Bill and his former relay team were being honored with a Hall of Fame plaque and I tagged along to meet his brothers and dad for the first time.
The track meet itself was exciting and reminded me of watching a cross race...the action was pretty straightforward and I was transfixed.
I have never played sports...it's been established here that I failed gym in high school and was required to take phys ed every day my senior year (and twice on Thursdays) in order to graduate. Even that was a close call and I squeaked by that last semester, days before graduation, only by agreeing to do the calligraphy for the football team's certificates. I hated sports, I hated gym.
Volleyball? I used to turn around, facing away from the net (or stand with my arms crossed, only moving to dodge away from the ball).
Basketball? While I was a pretty hardcore Sixers fan, when it came time to show my (5'2") stuff on the court, I'd "forget" my uniform and be relegated to
The mile run portion of our fitness test? That was awesome...I would walk, sullenly, the opposite direction of everyone else along the perimeter of the track.
Clearly, I was most secure in the art studio/darkroom/english class/library, while Gym only confounded my surly high school self and brought out the worst in me. I can't believe how lousy my attitude was, yet I can totally believe how lousy my attitude was.
Needless to say, I certainly didn't attend any track meets, or any sporting events for that matter, when I went to Henderson.
Initially, getting to know Bill, I couldn't quite grasp the enormity of his past running accomplishments...I didn't know the specifics of his events, let alone the intricacies of running 800 meters solo vs a 4 man relay team vs a 100 meter sprint. As far as I could tell, you just run like hell around the track until it's time to stop.
Clearly, over the years I have gained an appreciation for fitness and athleticism through my own love of cycling. I have so much more respect for athletes and for sport itself, having finally tasted competition/victory/defeat for myself. It's taken a long time, but I get it now.
This year, more than ever, I have been transfixed by the Olympics, much like I was transfixed (and inspired) by that track meet at Henderson two years ago.
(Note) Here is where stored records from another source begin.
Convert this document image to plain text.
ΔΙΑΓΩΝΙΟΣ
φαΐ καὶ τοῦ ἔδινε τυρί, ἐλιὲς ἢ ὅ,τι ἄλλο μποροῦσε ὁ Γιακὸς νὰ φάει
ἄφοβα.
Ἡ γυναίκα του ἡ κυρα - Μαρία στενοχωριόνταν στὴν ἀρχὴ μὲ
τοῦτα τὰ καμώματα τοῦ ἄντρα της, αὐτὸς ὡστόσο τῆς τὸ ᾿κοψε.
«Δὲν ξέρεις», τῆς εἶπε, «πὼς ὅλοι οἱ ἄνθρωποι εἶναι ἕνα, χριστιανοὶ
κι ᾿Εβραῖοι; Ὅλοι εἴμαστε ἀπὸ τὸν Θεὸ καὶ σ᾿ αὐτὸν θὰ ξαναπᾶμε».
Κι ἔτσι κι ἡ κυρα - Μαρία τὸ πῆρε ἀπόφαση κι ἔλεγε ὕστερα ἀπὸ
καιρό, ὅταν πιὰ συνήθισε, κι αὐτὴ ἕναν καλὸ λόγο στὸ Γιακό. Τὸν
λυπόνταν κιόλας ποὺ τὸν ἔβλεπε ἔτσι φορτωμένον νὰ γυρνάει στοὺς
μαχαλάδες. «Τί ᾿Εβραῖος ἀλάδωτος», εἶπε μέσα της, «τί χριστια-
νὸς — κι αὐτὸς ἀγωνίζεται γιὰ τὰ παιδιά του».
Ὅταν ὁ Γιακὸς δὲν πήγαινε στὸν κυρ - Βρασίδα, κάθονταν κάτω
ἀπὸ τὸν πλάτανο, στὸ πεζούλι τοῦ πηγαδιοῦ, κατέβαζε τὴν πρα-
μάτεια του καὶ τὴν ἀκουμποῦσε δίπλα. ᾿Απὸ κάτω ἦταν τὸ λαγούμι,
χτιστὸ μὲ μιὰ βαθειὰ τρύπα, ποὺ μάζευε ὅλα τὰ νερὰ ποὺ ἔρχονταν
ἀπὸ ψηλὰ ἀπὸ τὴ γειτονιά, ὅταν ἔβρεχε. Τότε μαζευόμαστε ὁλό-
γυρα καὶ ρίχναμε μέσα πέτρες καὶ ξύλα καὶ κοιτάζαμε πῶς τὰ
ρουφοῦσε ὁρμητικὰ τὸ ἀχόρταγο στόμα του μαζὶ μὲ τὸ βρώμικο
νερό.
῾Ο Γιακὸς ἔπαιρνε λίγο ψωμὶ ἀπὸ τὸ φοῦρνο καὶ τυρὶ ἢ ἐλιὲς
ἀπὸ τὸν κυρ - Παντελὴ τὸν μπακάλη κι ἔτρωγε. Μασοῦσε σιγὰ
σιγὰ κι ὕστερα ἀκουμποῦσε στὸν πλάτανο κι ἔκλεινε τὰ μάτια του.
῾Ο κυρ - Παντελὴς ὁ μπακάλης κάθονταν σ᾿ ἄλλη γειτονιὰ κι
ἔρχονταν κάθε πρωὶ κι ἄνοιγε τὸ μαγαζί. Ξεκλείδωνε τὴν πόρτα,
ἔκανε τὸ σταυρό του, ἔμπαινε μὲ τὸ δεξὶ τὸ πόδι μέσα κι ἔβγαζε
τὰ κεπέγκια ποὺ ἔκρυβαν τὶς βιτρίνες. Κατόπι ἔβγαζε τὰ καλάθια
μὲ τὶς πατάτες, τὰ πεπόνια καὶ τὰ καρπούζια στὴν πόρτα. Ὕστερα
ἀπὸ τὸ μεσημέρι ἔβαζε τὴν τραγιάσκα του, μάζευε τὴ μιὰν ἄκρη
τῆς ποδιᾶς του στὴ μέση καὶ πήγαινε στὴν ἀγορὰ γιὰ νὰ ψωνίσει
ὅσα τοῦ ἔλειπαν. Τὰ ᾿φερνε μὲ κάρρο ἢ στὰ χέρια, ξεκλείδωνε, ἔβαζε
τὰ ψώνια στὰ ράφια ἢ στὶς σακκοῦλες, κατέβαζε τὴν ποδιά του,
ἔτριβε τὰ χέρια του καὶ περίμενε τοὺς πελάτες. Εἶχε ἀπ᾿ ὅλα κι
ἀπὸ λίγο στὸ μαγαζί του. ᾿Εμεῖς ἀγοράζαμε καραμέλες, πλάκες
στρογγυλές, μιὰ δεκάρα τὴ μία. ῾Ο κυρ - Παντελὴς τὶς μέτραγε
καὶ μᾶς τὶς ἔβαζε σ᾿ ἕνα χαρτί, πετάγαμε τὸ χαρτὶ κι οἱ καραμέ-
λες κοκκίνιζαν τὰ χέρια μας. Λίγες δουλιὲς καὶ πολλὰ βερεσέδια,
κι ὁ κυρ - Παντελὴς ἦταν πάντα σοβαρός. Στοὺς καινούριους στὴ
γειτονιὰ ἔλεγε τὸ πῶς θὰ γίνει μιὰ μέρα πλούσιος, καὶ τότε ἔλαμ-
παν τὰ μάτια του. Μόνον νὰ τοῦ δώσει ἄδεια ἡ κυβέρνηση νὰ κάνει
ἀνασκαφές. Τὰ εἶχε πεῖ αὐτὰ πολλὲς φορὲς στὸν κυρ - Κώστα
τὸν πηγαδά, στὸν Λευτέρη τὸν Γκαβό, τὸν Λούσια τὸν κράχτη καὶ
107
Although I've always been into some aspects of the Games (gymnastics when I was a little kid, for sure) and can recall some of the more noteworthy, storied Olympic moments (I don't know why I remember Mary Decker's fall in '84), I never made a point to watch every night.
However, The London Games have found the three of us winding down together at the end of each day with swimming, diving, gymnastics, cycling, power lifting, boxing, track and field, whatever we can catch that night. While I constantly ply Bill with questions about running (what are their shoes like? how come they start in that position? how do they train for that?), Max is busy admiring the girls (and their "tight, shiny suits") on the balance beam and uneven bars. I also believe it's no coincidence that my son has become incredibly brave and confident in the pool these past few weeks. We've witnessed records being broken and seen some ridiculously badass displays of strength and skill in all kinds of disciplines. I like that my kid is curious and excited about sports.